Monday, March 30, 2009

The Retirement of a Generic Manager

A frequent theme on Health Care Renewal has been the adverse effects of health care leadership by generic managers with no background or experience in health care, and no intuitive understanding of its values. This type of leadership arose after some health care economists called for abolishing the supposed physicians' "guild," and transferring power over health care to managers as a way to control health care costs. This has not lead to control of health care costs.

The recent coverage by the New York Times of the sudden retirement of the CEO of General Motors suggests that the notion that organizations should be run by generic managers is one whose time ought to be past. Wagoner presided over a dramatic decline in the fortunes of GM.

Mr. Wagoner presided over some of the biggest losses in G.M. history. In 2002, the company had predicted that it would earn $10 a share by the middle of the decade.

Instead, G.M. lost $30.9 billion in 2008, when its per-share loss translated to more than $50 a share. G.M. stock, an economic bellwether that sold above $35 only three years ago, closed Friday at $3.62; it has fallen as low as $1.27 in the last year.

In 1994, when he took charge of G.M.’s North American operations, the company made up 33.2 percent of auto sales in the United States.

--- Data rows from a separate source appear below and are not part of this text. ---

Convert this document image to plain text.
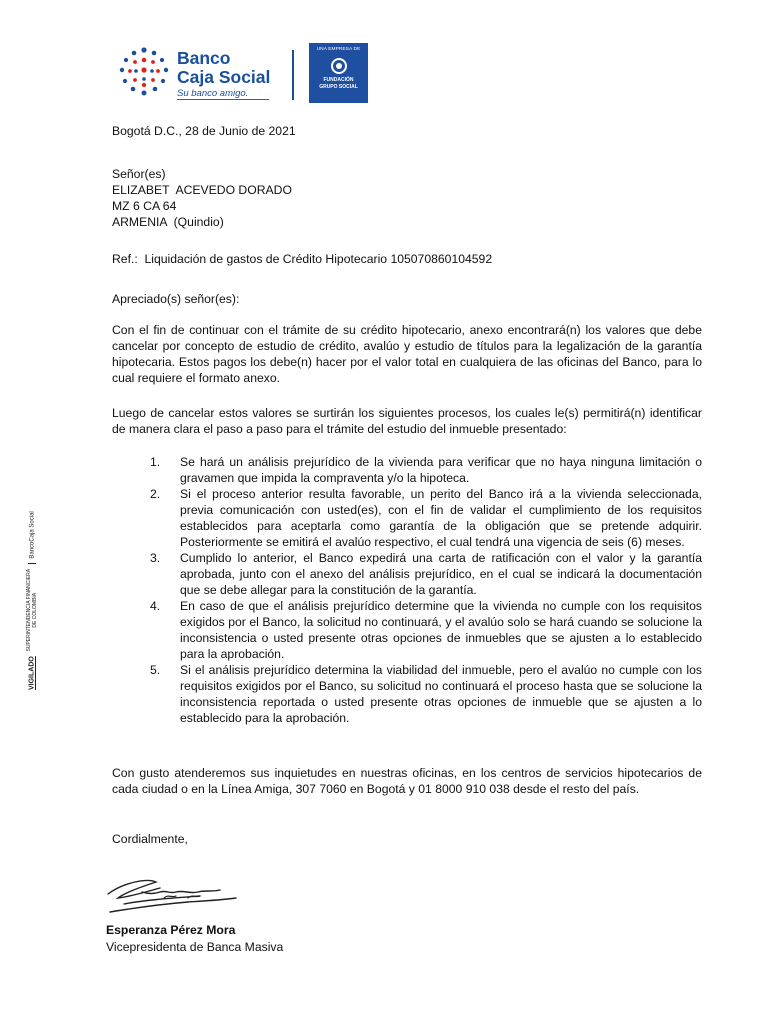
Banco
Caja Social
Su banco amigo.
UNA EMPRESA DE
FUNDACIÓN
GRUPO SOCIAL
VIGILADO
SUPERINTENDENCIA FINANCIERA DE COLOMBIA
BancoCaja Social
Bogotá D.C., 28 de Junio de 2021
Señor(es)
ELIZABET  ACEVEDO DORADO
MZ 6 CA 64
ARMENIA  (Quindio)
Ref.:  Liquidación de gastos de Crédito Hipotecario 105070860104592
Apreciado(s) señor(es):
Con el fin de continuar con el trámite de su crédito hipotecario, anexo encontrará(n) los valores que debe cancelar por concepto de estudio de crédito, avalúo y estudio de títulos para la legalización de la garantía hipotecaria. Estos pagos los debe(n) hacer por el valor total en cualquiera de las oficinas del Banco, para lo cual requiere el formato anexo.
Luego de cancelar estos valores se surtirán los siguientes procesos, los cuales le(s) permitirá(n) identificar de manera clara el paso a paso para el trámite del estudio del inmueble presentado:
1. Se hará un análisis prejurídico de la vivienda para verificar que no haya ninguna limitación o gravamen que impida la compraventa y/o la hipoteca.
2. Si el proceso anterior resulta favorable, un perito del Banco irá a la vivienda seleccionada, previa comunicación con usted(es), con el fin de validar el cumplimiento de los requisitos establecidos para aceptarla como garantía de la obligación que se pretende adquirir. Posteriormente se emitirá el avalúo respectivo, el cual tendrá una vigencia de seis (6) meses.
3. Cumplido lo anterior, el Banco expedirá una carta de ratificación con el valor y la garantía aprobada, junto con el anexo del análisis prejurídico, en el cual se indicará la documentación que se debe allegar para la constitución de la garantía.
4. En caso de que el análisis prejurídico determine que la vivienda no cumple con los requisitos exigidos por el Banco, la solicitud no continuará, y el avalúo solo se hará cuando se solucione la inconsistencia o usted presente otras opciones de inmuebles que se ajusten a lo establecido para la aprobación.
5. Si el análisis prejurídico determina la viabilidad del inmueble, pero el avalúo no cumple con los requisitos exigidos por el Banco, su solicitud no continuará el proceso hasta que se solucione la inconsistencia reportada o usted presente otras opciones de inmueble que se ajusten a lo establecido para la aprobación.
Con gusto atenderemos sus inquietudes en nuestras oficinas, en los centros de servicios hipotecarios de cada ciudad o en la Línea Amiga, 307 7060 en Bogotá y 01 8000 910 038 desde el resto del país.
Cordialmente,
Esperanza Pérez Mora
Vicepresidenta de Banca Masiva
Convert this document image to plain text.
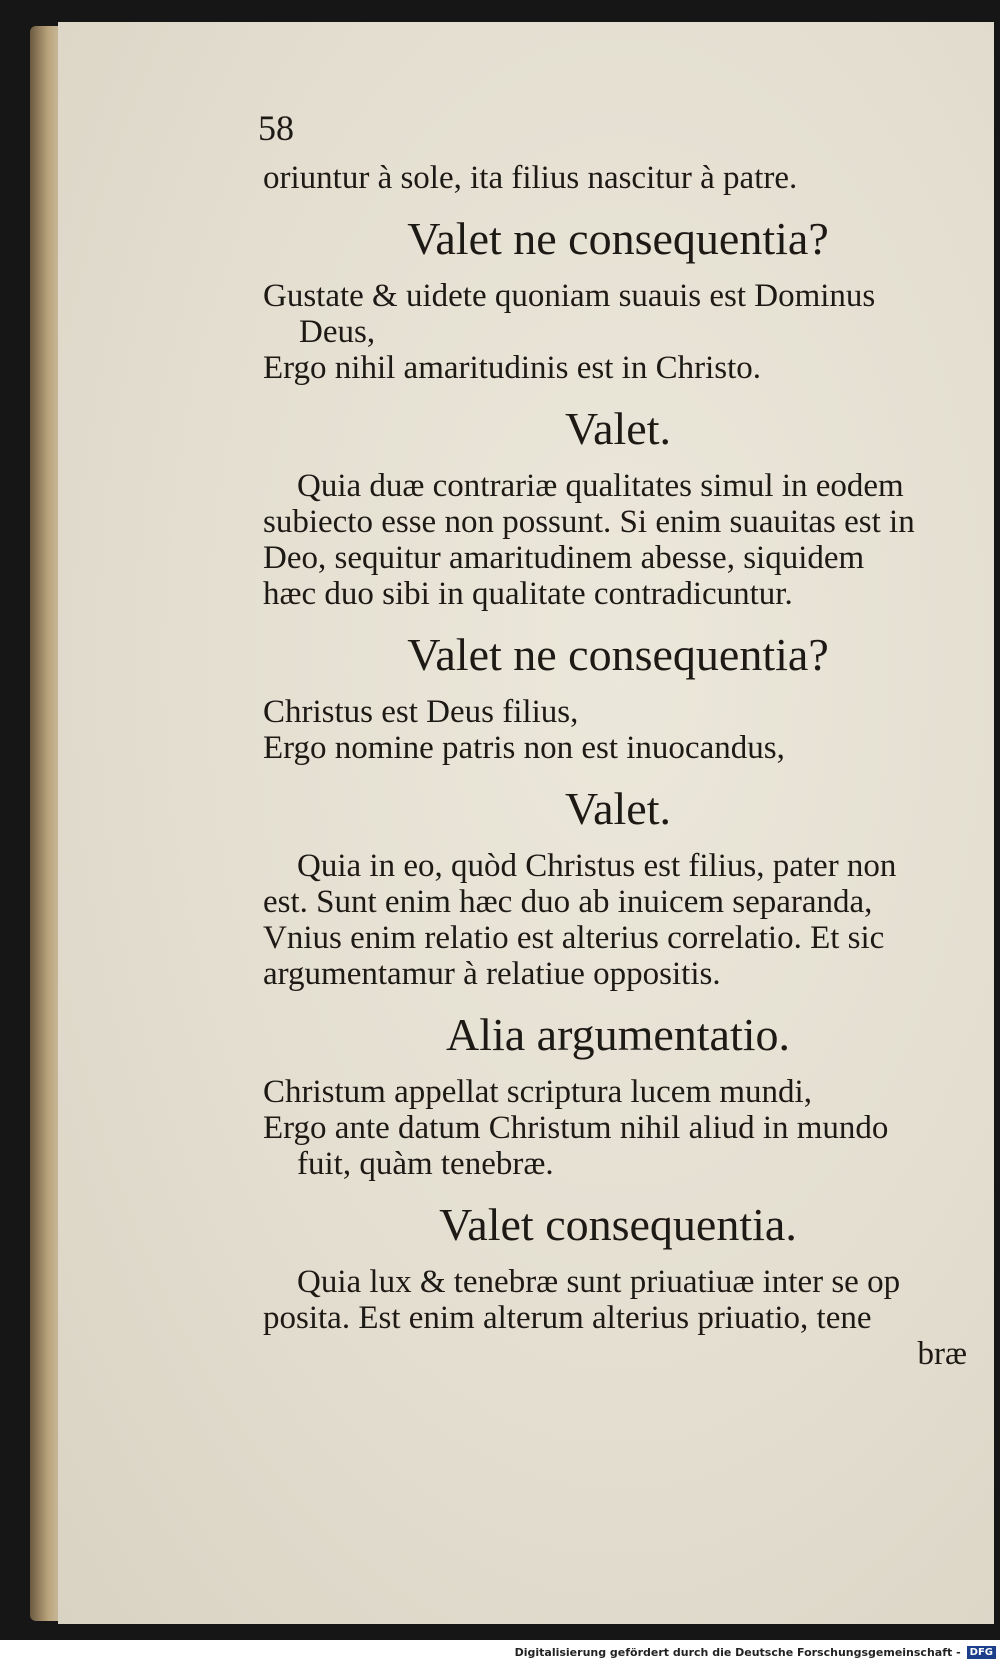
58

oriuntur à sole, ita filius nascitur à patre.

Valet ne consequentia?

Gustate & uidete quoniam suauis est Dominus

Deus,

Ergo nihil amaritudinis est in Christo.

Valet.

Quia duæ contrariæ qualitates simul in eodem

subiecto esse non possunt. Si enim suauitas est in

Deo, sequitur amaritudinem abesse, siquidem

hæc duo sibi in qualitate contradicuntur.

Valet ne consequentia?

Christus est Deus filius,

Ergo nomine patris non est inuocandus,

Valet.

Quia in eo, quòd Christus est filius, pater non

est. Sunt enim hæc duo ab inuicem separanda,

Vnius enim relatio est alterius correlatio. Et sic

argumentamur à relatiue oppositis.

Alia argumentatio.

Christum appellat scriptura lucem mundi,

Ergo ante datum Christum nihil aliud in mundo

fuit, quàm tenebræ.

Valet consequentia.

Quia lux & tenebræ sunt priuatiuæ inter se op

posita. Est enim alterum alterius priuatio, tene

bræ

Digitalisierung gefördert durch die Deutsche Forschungsgemeinschaft - DFG
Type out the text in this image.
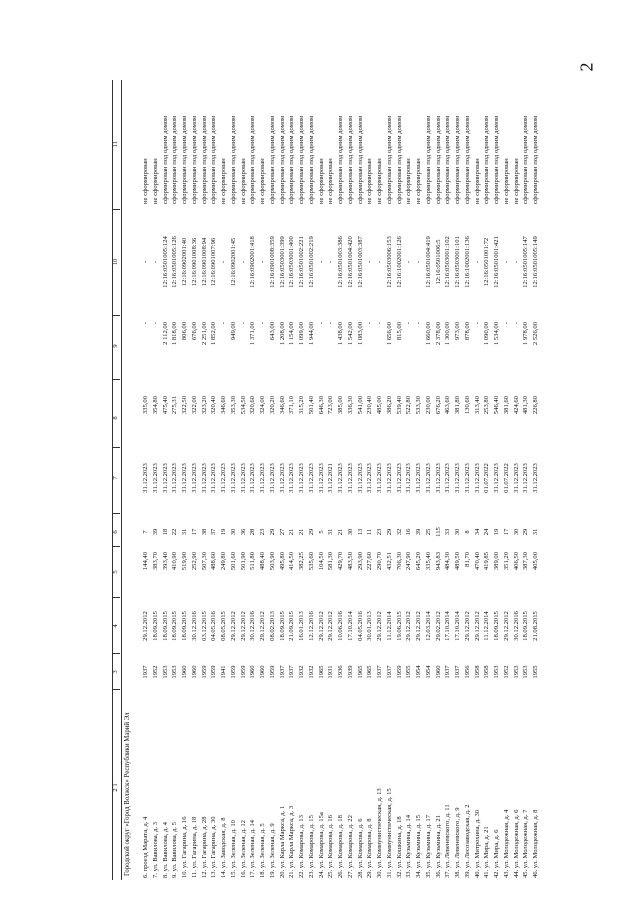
2
1
2
3
4
5
6
7
8
9
10
11
Городской округ «Город Волжск» Республики Марий Эл 6. проезд Марата, д. 4
1937
29.12.2012
144,40
7
31.12.2023
335,00
-
-
не сформирован
7. ул. Вавилова, д. 3
1952
18.09.2015
383,70
39
31.12.2023
354,80
-
-
не сформирован
8. ул. Вавилова, д. 4
1953
18.09.2015
393,40
18
31.12.2023
475,40
2 112,00
12:16:0501005:124
сформирован под одним домом
9. ул. Вавилова, д. 5
1953
18.09.2015
410,90
22
31.12.2023
275,31
1 818,00
12:16:0501005:126
сформирован под одним домом
10. ул. Гагарина, д. 16
1960
18.09.2015
519,90
31
31.12.2023
322,50
806,00
12:16:0902001:40
сформирован под одним домом
11. ул. Гагарина, д. 18
1960
30.12.2016
252,90
17
31.12.2023
322,00
676,00
12:16:0901008:36
сформирован под одним домом
12. ул. Гагарина, д. 28
1959
03.12.2015
507,30
38
31.12.2023
323,20
2 251,00
12:16:0901008:94
сформирован под одним домом
13. ул. Гагарина, д. 30
1959
04.05.2016
488,60
37
31.12.2023
320,40
1 852,00
12:16:0901007:96
сформирован под одним домом
14. ул. Заводская, д. 8
1941
08.05.2015
249,80
19
31.12.2023
346,60
-
-
не сформирован
15. ул. Зеленая, д. 10
1959
29.12.2012
501,60
30
31.12.2023
353,30
949,00
12:16:0902001:45
сформирован под одним домом
16. ул. Зеленая, д. 12
1959
29.12.2012
501,90
36
31.12.2023
534,50
-
-
не сформирован
17. ул. Зеленая, д. 14
1960
30.12.2016
511,80
28
31.12.2023
320,60
1 371,00
12:16:0902001:418
сформирован под одним домом
18. ул. Зеленая, д. 5
1960
29.12.2012
488,40
23
31.12.2023
324,00
-
-
не сформирован
19. ул. Зеленая, д. 9
1959
08.02.2013
503,90
29
31.12.2023
320,20
643,00
12:16:0901008:359
сформирован под одним домом
20. ул. Карла Маркса, д. 1
1937
18.09.2015
495,80
27
31.12.2023
346,60
1 208,00
12:16:0503001:399
сформирован под одним домом
21. ул. Карла Маркса, д. 3
1937
21.09.2015
414,50
21
31.12.2023
371,10
1 154,00
12:16:0503001:400
сформирован под одним домом
22. ул. Комарова, д. 13
1932
16.01.2013
382,25
21
31.12.2023
315,20
1 099,00
12:16:0501002:221
сформирован под одним домом
23. ул. Комарова, д. 15
1932
12.12.2016
535,60
29
31.12.2023
501,40
1 944,00
12:16:0501002:219
сформирован под одним домом
24. ул. Комарова, д. 15а
1965
29.12.2012
104,50
5
31.12.2023
646,30
-
-
не сформирован
25. ул. Комарова, д. 16
1931
29.12.2012
581,30
31
31.12.2021
723,00
-
-
не сформирован
26. ул. Комарова, д. 18
1936
10.06.2016
429,70
21
31.12.2023
385,00
1 438,00
12:16:0501003:386
сформирован под одним домом
27. ул. Комарова, д. 22
1939
17.10.2014
483,50
30
31.12.2023
336,30
1 542,00
12:16:0501004:420
сформирован под одним домом
28. ул. Комарова, д. 6
1965
04.05.2016
293,90
13
31.12.2023
541,00
1 083,00
12:16:0501003:387
сформирован под одним домом
29. ул. Комарова, д. 8
1965
30.01.2013
227,60
11
31.12.2023
230,40
-
-
не сформирован
30. ул. Коммунистическая, д. 13
1937
29.12.2012
290,70
23
31.12.2023
485,00
-
-
не сформирован
31. ул. Коммунистическая, д. 15
1937
11.12.2014
432,51
29
31.12.2023
386,20
1 656,00
12:16:0503006:153
сформирован под одним домом
32. ул. Кошкина, д. 18
1959
19.06.2015
706,30
32
31.12.2023
539,40
815,00
12:16:1002001:126
сформирован под одним домом
33. ул. Кузьмина, д. 14
1955
29.12.2012
247,90
16
31.12.2023
522,80
-
-
не сформирован
34. ул. Кузьмина, д. 15
1954
29.12.2012
645,20
39
31.12.2023
533,30
-
-
не сформирован
35. ул. Кузьмина, д. 17
1954
12.03.2014
335,40
25
31.12.2023
230,00
1 660,00
12:16:0501004:419
сформирован под одним домом
36. ул. Кузьмина, д. 21
1960
29.02.2012
943,83
115
31.12.2023
676,20
2 378,00
12:16:0501006:5
сформирован под одним домом
37. ул. Левеневского, д. 11
1937
17.10.2014
484,30
33
31.12.2023
463,60
1 300,00
12:16:0503001:102
сформирован под одним домом
38. ул. Левеневского, д. 9
1937
17.10.2014
489,50
30
31.12.2023
381,80
973,00
12:16:0503001:101
сформирован под одним домом
39. ул. Лесозаводская, д. 2
1956
29.12.2012
81,70
8
31.12.2023
130,60
878,00
12:16:1002001:136
сформирован под одним домом
40. ул. Митрохина, д. 30
1958
29.12.2012
470,40
34
31.12.2023
313,40
-
-
не сформирован
41. ул. Мира, д. 21
1958
11.12.2014
419,85
24
01.07.2022
253,80
1 090,00
12:16:0501001:72
сформирован под одним домом
42. ул. Мира, д. 6
1953
18.09.2015
389,00
19
31.12.2023
546,40
1 534,00
12:16:0501001:421
сформирован под одним домом
43. ул. Молодежная, д. 4
1952
29.12.2012
351,20
17
01.07.2022
381,60
-
-
не сформирован
44. ул. Молодежная, д. 6
1953
30.12.2016
406,50
30
31.12.2023
424,60
-
-
не сформирован
45. ул. Молодежная, д. 7
1953
18.09.2015
387,30
29
31.12.2023
481,30
1 978,00
12:16:0501005:147
сформирован под одним домом
46. ул. Молодежная, д. 8
1955
21.08.2015
405,00
31
31.12.2023
226,80
2 526,00
12:16:0501005:149
сформирован под одним домом
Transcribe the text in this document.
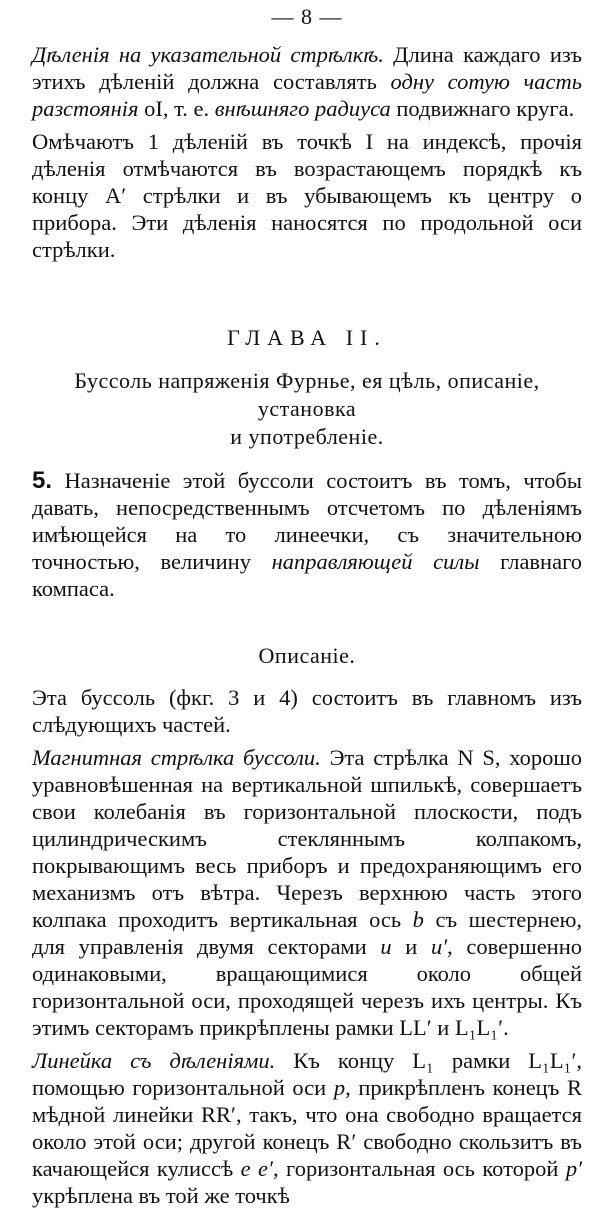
— 8 —

Дѣленія на указательной стрѣлкѣ. Длина каждаго изъ этихъ дѣленій должна составлять одну сотую часть разстоянія оI, т. е. внѣшняго радиуса подвижнаго круга.

Омѣчаютъ 1 дѣленій въ точкѣ I на индексѣ, прочія дѣленія отмѣчаются въ возрастающемъ порядкѣ къ концу A′ стрѣлки и въ убывающемъ къ центру о прибора. Эти дѣленія наносятся по продольной оси стрѣлки.

ГЛАВА II.

Буссоль напряженія Фурнье, ея цѣль, описаніе, установка

и употребленіе.

5. Назначеніе этой буссоли состоитъ въ томъ, чтобы давать, непосредственнымъ отсчетомъ по дѣленіямъ имѣющейся на то линеечки, съ значительною точностью, величину направляющей силы главнаго компаса.

Описаніе.

Эта буссоль (фкг. 3 и 4) состоитъ въ главномъ изъ слѣдующихъ частей.

Магнитная стрѣлка буссоли. Эта стрѣлка N S, хорошо уравновѣшенная на вертикальной шпилькѣ, совершаетъ свои колебанія въ горизонтальной плоскости, подъ цилиндрическимъ стекляннымъ колпакомъ, покрывающимъ весь приборъ и предохраняющимъ его механизмъ отъ вѣтра. Черезъ верхнюю часть этого колпака проходитъ вертикальная ось b съ шестернею, для управленія двумя секторами u и u′, совершенно одинаковыми, вращающимися около общей горизонтальной оси, проходящей черезъ ихъ центры. Къ этимъ секторамъ прикрѣплены рамки LL′ и L₁L₁′.

Линейка съ дѣленіями. Къ концу L₁ рамки L₁L₁′, помощью горизонтальной оси p, прикрѣпленъ конецъ R мѣдной линейки RR′, такъ, что она свободно вращается около этой оси; другой конецъ R′ свободно скользитъ въ качающейся кулиссѣ e e′, горизонтальная ось которой p′ укрѣплена въ той же точкѣ
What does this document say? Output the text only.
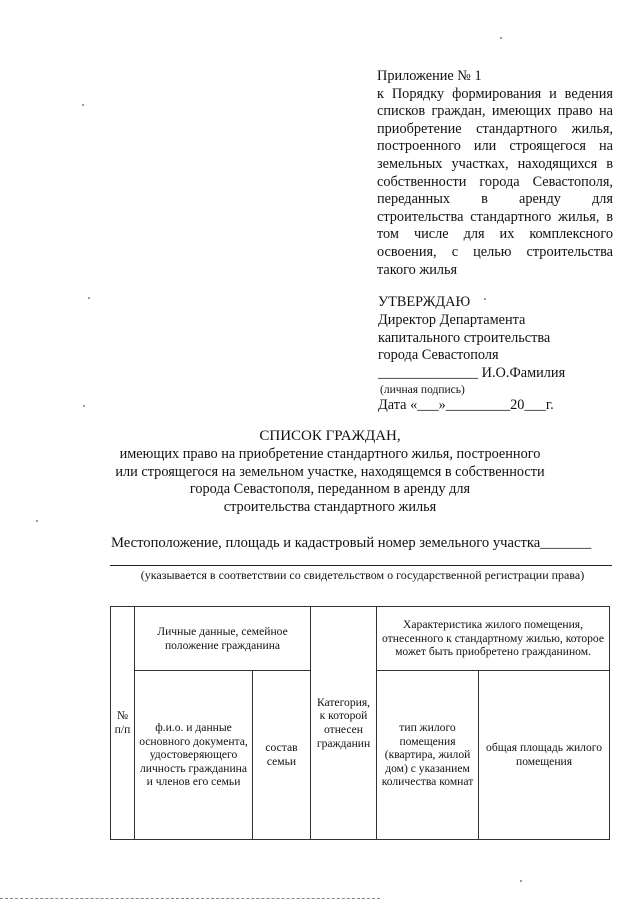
Приложение № 1
к Порядку формирования и ведения списков граждан, имеющих право на приобретение стандартного жилья, построенного или строящегося на земельных участках, находящихся в собственности города Севастополя, переданных в аренду для строительства стандартного жилья, в том числе для их комплексного освоения, с целью строительства такого жилья
УТВЕРЖДАЮ
Директор Департамента
капитального строительства
города Севастополя
______________ И.О.Фамилия
(личная подпись)
Дата «___»_________20___г.
СПИСОК ГРАЖДАН,
имеющих право на приобретение стандартного жилья, построенного
или строящегося на земельном участке, находящемся в собственности
города Севастополя, переданном в аренду для
строительства стандартного жилья
Местоположение, площадь и кадастровый номер земельного участка_______
(указывается в соответствии со свидетельством о государственной регистрации права)
№ п/п	Личные данные, семейное положение гражданина		Категория, к которой отнесен гражданин	Характеристика жилого помещения, отнесенного к стандартному жилью, которое может быть приобретено гражданином.	
	ф.и.о. и данные основного документа, удостоверяющего личность гражданина и членов его семьи	состав семьи		тип жилого помещения (квартира, жилой дом) с указанием количества комнат	общая площадь жилого помещения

Last month, G.M. represented only 18.8 percent of American car and truck sales....


The problem may have been, in part, that Mr Wagoner was never a "car guy."

'It’s a pretty unceremonious ending,' said John Casesa, an industry analyst and managing partner of the Casesa Shapiro Group. 'G.M. lost its way in the ’70s, but the company didn’t know it until 20 years late. The hole was much deeper than he realized when he became C.E.O.'

And, Mr. Casesa said, Mr. Wagoner’s finance background might have been a poor fit: 'The most successful auto companies are run by people who came out of the revenue-generating functions — manufacturing, design, marketing — making cars and selling cars.' Mr. Wagoner, the analyst said, 'skipped the whole apprenticeship that most auto C.E.O.’s experience.'


The notion that a finance guy should run a car company makes not much more sense than the notion that a finance guy (or marketer, accountant, or lawyer) should run a hospital or a drug company. Yet now most health care organizations are run by such generic managers. Is it any wonder that while such generic managers have made a lot of money, they have been unsuccessful in controlling health care costs, much less solving any other aspect of the the health are crisis?